Years ago, I worked at a company called Autotote (currently called Scientific Games) where such an attack happened. At the time, the company handled about 70% of the world’s paramutual betting market and made slot machines. This was obviously a system that would be of interest to an attacker, as it controlled all the money involved in wagers.

In the next cubicle over from me sat a gentleman named Chris Harn (Chris, if you are reading this, please drop me an email). Chris decided that the system was ripe for hacking. We ran a pool known as a pick-6, which is a specialization of a pick-N. The concept is that you pick the winner of N races, with a pick-6 requiring the winner to pick the winner of 6 consecutive races.

It is a very difficult bet to win and often punters would bet (and lose) hundreds of tickets on it. Given the volume of wagers on this type of pool, we would leave the wager at the remote track without shipping all of the details to the host track. At the end of the fourth race in the pick-6 example, the remote system would scan the tickets and then ship over the ones that could still possibly win. By the scan at the end of the fourth race, over 95% of the tickets had been removed.

Chris, however, had a different idea. What he would do is place a bet 1/2/3/4/ALL/ALL. He would then jump on the developer maintenance line, watch the first four races, and edit the bet on disk with a hex editor to be 3/7/9/2/ALL/ALL, or whatever happened to come in. The scan would occur at the end of the fourth race and would pick up his bet as a “possible winner” (while it is actually an assured winner). The system would then ship his bet over to the host system.

Chris got caught. I have always joked that, when dealing with super-user attacks, the culprit gets caught not because they are stupid but because they are unlucky. Chris was very unlucky.

This all happened during the 2002 Breeder’s Cup. For those unfamiliar with American horse race gambling, the Breeder’s Cup is the second largest racing day in America, and this was the largest scandal in American betting in the last century. They put through a bet 1/2/3/4/ALL/ALL (or similar likely with the favourites in each leg), then edited it as discussed. Smooth enough, but there was a problem. The Classic, a 43-1 horse, won the race, which made their tickets the only winning tickets, valued at a $3,100,000 level. Normally, there would be 20 or 30 winners at $100,000 each; instead, there was one winner at $3,100,000. At that level, you can be sure the people running the pool will look into the winning ticket!

Needless to say, Chris was not in the office on Monday morning, though we did meet lots of new friends from the FBI. Meanwhile, there is a Criminal Masterminds episode documenting the whole scandal. You can also read more about it on Wikipedia.

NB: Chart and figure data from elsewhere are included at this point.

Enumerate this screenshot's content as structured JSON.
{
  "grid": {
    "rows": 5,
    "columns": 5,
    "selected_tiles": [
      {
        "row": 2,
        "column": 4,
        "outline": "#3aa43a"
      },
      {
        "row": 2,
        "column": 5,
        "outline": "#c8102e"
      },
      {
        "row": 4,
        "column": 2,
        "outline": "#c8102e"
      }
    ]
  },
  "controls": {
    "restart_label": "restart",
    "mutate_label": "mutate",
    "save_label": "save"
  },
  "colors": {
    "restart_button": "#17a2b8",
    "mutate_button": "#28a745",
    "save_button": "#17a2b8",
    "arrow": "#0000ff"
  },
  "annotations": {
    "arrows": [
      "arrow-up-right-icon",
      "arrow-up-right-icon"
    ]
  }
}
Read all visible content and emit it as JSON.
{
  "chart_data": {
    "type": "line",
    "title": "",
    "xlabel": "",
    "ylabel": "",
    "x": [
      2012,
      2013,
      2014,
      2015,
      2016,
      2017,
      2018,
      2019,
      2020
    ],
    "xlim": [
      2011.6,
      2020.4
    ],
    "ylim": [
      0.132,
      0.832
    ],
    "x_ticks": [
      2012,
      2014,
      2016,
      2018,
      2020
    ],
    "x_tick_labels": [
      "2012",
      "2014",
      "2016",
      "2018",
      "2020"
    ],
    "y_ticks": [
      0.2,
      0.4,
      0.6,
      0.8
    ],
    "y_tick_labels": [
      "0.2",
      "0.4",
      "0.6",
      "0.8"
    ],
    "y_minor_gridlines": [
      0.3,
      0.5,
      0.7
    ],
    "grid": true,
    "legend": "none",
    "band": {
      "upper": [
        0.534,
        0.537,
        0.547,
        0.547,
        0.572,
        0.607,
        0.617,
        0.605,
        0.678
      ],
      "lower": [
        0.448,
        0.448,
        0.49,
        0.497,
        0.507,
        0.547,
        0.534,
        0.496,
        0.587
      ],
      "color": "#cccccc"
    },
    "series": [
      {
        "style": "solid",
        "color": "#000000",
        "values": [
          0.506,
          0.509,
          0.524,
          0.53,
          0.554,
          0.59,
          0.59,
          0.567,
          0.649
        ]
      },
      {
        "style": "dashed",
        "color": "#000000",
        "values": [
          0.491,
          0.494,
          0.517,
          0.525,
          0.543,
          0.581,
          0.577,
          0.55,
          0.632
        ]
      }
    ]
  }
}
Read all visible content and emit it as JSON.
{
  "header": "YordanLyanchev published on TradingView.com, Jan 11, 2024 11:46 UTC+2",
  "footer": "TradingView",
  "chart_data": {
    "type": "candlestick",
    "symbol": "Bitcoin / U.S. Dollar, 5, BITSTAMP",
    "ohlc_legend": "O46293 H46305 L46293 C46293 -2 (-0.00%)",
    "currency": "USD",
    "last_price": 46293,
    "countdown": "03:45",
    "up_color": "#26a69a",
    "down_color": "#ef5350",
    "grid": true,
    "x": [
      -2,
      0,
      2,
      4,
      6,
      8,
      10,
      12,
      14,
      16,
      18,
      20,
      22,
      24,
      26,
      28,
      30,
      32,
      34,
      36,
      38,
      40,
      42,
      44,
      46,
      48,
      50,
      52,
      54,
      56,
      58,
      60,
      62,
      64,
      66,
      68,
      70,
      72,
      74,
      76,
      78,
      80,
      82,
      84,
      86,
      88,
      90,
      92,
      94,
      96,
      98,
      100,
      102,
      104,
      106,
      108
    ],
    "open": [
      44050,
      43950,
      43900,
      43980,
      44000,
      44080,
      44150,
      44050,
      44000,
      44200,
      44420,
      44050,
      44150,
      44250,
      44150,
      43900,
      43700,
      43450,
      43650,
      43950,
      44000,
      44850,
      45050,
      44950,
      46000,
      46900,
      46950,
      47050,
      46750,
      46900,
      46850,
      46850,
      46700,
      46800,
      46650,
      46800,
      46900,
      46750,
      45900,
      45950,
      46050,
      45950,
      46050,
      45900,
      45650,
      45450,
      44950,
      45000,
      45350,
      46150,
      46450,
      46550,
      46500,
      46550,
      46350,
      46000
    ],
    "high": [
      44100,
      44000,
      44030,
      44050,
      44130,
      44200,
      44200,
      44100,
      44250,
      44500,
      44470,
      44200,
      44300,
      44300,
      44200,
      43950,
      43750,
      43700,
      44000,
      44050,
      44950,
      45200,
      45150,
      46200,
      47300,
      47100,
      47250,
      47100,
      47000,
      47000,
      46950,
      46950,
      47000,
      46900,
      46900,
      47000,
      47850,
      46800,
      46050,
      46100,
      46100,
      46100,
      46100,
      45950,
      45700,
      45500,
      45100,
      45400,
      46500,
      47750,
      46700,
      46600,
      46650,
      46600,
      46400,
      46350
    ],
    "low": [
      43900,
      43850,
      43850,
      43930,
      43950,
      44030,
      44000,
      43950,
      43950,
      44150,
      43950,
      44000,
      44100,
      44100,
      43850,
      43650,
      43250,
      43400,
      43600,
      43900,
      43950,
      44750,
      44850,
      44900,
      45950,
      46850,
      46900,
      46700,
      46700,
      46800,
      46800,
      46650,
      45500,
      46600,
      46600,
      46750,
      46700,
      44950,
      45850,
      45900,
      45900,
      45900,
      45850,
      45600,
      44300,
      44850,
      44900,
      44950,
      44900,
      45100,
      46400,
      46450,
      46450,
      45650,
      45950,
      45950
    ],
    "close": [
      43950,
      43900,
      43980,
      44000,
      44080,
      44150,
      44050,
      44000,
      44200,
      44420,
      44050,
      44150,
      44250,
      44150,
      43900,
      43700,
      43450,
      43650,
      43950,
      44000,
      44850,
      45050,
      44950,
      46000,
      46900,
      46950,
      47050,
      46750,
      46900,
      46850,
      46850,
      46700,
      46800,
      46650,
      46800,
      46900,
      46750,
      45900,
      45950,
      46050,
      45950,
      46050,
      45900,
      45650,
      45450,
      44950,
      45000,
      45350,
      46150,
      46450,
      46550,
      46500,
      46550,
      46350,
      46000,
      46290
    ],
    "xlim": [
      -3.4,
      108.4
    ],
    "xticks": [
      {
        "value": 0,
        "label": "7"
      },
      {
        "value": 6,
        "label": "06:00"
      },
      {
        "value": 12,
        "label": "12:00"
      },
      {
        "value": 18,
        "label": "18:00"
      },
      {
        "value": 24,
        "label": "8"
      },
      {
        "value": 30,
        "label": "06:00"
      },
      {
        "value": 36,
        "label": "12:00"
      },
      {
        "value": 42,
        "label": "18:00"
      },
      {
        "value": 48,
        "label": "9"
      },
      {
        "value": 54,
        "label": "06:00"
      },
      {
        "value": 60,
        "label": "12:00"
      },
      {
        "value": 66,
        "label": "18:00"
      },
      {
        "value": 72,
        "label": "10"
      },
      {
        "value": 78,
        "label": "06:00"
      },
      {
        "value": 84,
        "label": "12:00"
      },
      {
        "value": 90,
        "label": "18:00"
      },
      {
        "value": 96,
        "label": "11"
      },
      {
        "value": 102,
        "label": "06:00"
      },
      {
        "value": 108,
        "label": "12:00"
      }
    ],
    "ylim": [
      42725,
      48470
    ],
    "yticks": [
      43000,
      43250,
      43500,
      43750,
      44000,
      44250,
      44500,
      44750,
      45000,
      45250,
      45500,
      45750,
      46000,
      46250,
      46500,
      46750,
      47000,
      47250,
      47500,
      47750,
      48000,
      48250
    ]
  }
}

This entire situation could have been avoided by using WORM drives. The ability to rewrite an event often opens up massive holes in security.

Crime

Chris certainly placed himself on the wrong side of the law by editing an event. There are many other cases where editing an event will likely land you in prison.

In police information systems, financial/accounting systems, and even such simple things as border control, the editing of an event is not only considered morally wrong, it is likely a federal crime that comes with a prison sentence greater than five years for anyone found guilty of it. Whether we talk about fraud or embezzlement or discuss the possibility of moving a rogue agent into a state, there are a vast number of existing systems where the concept of editing an event is an impossibility.

Given all the reasons why we may not want to be able to edit an event, the question before us is: how do we handle an Event Sourced system, given such constraints? How can we run on a WORM drive while keeping a proper audit log and retain the ability to handle changes over time? How can we avoid “editing an event”?